In the book, I really went into it mainly because I felt like I needed to be fair towards my father, who I felt I had painted rather one-dimensionally in my songs. At the end of the day, our relationship was a lot more complicated. And I needed to flesh that out, so people understood a little more about him and our lives together."
On his children growing up and slowly realizing their dad was famous:
"It wasn't that hard, really, outside of needing to make that distinction, when the kids were very young, because they were puzzled, like, “What do people want? Why do they want you to scribble on a piece of paper?” These were all pre-selfie days. So once I explained to the kids that that was what my job was, it wasn't a big part of our lives...

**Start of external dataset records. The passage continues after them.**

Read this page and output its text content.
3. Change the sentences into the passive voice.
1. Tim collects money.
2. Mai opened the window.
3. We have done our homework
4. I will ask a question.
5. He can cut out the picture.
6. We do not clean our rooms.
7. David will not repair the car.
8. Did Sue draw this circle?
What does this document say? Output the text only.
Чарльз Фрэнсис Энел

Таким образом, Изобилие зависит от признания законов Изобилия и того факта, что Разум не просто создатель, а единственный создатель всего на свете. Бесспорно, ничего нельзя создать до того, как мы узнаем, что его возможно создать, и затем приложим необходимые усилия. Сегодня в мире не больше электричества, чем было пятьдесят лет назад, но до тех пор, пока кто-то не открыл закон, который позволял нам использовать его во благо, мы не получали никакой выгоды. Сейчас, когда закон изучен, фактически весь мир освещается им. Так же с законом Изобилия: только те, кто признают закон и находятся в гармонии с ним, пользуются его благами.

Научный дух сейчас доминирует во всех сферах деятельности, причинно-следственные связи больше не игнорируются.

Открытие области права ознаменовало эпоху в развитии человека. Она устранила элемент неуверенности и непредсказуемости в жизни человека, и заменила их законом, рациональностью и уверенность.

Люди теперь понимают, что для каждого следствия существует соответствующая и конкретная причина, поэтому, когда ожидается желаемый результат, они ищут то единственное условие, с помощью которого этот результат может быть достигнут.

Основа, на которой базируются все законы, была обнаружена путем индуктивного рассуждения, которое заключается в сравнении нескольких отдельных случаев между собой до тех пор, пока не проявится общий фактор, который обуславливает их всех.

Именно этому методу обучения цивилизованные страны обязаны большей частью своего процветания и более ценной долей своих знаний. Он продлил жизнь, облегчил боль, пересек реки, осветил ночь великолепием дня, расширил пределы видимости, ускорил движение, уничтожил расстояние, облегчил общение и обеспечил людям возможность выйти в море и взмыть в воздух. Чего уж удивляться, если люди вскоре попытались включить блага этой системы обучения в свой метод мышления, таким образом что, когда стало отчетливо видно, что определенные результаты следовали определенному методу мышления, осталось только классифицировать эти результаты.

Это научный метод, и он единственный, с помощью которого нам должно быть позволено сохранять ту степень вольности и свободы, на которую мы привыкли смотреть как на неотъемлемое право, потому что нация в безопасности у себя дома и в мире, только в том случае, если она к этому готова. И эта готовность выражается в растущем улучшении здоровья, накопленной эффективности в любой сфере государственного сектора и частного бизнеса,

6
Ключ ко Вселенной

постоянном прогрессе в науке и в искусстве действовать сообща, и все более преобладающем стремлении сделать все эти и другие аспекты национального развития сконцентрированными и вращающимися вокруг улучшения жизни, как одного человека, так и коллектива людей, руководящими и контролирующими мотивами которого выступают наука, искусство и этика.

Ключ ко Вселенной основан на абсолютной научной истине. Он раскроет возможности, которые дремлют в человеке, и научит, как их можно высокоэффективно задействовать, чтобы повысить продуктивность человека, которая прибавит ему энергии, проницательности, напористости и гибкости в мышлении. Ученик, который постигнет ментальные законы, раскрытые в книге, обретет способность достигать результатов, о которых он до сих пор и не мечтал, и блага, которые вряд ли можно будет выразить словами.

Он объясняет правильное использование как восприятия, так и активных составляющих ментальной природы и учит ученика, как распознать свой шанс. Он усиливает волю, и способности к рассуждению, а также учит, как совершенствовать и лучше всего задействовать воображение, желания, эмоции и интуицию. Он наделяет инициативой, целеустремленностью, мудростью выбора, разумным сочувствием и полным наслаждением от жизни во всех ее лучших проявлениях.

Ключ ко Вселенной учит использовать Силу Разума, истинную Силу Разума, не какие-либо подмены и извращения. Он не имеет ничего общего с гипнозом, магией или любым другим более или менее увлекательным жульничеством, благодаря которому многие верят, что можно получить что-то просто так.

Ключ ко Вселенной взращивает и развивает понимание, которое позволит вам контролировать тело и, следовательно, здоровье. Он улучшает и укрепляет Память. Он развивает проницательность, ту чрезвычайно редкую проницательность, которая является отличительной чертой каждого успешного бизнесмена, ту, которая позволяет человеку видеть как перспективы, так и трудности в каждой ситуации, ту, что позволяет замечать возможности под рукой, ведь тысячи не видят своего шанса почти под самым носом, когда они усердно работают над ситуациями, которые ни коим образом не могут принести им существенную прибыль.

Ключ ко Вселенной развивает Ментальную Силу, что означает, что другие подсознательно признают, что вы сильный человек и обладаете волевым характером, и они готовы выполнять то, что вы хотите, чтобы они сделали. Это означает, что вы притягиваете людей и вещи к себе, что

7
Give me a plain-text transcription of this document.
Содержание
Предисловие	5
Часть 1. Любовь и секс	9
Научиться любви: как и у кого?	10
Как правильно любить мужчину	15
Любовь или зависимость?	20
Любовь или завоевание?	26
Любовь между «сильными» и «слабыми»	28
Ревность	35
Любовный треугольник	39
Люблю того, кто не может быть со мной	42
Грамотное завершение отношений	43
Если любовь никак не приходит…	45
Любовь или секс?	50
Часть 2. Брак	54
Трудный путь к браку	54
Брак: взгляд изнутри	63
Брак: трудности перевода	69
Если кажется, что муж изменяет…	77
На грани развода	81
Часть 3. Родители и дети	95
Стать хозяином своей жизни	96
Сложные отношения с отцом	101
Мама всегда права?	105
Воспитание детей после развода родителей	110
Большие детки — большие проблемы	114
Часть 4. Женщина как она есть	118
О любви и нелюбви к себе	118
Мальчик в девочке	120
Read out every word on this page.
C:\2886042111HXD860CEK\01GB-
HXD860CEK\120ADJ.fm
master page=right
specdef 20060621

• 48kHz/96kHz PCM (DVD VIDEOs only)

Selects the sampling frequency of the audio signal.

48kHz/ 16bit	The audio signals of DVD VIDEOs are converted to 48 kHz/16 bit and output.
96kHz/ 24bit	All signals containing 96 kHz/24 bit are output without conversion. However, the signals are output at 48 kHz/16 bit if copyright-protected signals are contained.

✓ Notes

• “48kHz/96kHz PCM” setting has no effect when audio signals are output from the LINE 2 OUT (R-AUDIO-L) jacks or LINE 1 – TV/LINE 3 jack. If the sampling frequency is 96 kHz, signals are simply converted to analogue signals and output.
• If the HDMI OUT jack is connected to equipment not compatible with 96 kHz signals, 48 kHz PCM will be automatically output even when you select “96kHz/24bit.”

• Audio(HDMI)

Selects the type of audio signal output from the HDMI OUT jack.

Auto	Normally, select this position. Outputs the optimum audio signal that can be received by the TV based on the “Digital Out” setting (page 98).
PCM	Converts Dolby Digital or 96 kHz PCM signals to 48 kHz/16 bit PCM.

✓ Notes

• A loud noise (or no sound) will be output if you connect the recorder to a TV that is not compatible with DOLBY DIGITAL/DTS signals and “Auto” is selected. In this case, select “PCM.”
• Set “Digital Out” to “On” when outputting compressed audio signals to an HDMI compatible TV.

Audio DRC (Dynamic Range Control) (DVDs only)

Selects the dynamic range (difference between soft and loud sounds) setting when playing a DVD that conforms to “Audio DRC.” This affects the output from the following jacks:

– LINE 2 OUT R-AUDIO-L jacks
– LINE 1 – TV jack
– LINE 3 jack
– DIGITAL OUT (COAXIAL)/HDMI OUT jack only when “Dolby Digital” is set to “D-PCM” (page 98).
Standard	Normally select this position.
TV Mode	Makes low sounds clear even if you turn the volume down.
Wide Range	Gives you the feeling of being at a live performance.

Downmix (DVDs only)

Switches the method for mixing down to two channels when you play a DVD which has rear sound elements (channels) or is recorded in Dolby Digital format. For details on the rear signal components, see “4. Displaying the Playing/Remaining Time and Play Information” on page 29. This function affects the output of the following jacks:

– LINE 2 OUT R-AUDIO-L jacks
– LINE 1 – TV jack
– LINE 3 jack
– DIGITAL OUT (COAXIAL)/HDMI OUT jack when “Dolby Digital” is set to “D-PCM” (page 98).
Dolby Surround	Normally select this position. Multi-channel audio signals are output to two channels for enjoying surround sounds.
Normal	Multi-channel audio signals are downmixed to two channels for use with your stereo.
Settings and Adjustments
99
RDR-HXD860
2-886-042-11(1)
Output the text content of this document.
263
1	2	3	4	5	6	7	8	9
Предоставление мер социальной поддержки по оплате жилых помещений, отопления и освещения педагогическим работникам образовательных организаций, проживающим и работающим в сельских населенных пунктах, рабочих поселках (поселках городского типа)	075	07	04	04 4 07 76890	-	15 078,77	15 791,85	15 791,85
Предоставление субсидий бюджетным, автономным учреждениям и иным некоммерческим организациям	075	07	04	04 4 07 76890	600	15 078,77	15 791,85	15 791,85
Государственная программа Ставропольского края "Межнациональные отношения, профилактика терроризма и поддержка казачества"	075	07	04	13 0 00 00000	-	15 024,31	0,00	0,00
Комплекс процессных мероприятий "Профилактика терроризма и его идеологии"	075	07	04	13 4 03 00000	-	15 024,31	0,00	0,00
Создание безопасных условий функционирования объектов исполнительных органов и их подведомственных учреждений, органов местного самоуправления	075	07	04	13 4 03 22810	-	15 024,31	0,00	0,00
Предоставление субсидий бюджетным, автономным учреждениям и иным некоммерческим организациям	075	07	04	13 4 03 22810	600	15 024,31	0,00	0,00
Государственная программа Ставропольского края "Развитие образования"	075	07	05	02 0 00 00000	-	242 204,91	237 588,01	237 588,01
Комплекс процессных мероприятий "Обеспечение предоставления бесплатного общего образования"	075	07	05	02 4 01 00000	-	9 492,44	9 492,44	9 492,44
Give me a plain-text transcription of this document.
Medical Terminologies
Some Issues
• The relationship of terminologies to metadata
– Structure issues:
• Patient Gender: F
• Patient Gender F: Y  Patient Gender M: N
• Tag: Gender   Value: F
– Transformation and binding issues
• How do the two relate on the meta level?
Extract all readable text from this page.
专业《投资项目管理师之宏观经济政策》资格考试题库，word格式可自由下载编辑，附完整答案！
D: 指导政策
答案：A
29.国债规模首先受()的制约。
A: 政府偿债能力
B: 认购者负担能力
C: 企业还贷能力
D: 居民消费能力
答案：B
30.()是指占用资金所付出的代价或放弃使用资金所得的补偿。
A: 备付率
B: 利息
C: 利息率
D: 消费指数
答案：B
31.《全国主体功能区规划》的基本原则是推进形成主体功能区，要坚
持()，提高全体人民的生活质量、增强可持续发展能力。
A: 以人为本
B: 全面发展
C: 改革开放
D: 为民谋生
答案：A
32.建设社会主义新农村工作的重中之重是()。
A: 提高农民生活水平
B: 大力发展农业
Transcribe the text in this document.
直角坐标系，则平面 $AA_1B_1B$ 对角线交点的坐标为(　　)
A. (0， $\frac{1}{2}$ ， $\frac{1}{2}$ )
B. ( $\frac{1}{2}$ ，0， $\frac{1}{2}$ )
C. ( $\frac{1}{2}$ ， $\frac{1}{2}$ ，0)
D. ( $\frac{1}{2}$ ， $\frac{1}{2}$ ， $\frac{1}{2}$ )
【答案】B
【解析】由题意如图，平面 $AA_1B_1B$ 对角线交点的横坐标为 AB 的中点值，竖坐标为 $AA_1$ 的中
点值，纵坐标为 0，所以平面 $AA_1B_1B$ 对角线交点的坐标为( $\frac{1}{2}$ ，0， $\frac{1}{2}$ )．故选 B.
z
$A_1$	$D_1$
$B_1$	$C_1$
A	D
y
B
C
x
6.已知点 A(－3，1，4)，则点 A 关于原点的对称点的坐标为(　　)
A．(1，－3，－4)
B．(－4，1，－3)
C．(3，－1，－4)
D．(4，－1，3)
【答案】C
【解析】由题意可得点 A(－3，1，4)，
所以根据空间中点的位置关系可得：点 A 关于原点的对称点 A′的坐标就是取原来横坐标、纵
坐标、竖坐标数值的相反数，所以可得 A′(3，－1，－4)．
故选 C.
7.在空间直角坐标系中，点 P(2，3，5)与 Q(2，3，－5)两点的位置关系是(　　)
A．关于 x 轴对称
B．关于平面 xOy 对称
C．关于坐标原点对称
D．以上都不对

I used to ask my kids, “Does anybody ever bother you, or tease you?” And with the exception of a few times, really not. So they had a pretty relatively normal childhood. And we never made a big deal of it in the house. My kids, well into their teens, were probably relatively unfamiliar with most of the work that I've done, at all. Which is very normal! I mean, I wasn't out there looking for three more fans. Your job as a parent is you're supposed to be their audience. They're not supposed to be yours."
Bruce Springsteen's City Arts & Lectures appearance will be broadcast on KQED-FM on Sunday, Oct. 16, at 1pm, Tuesday, Oct. 18, at 8pm, and Wednesday, Oct. 19, at 3am.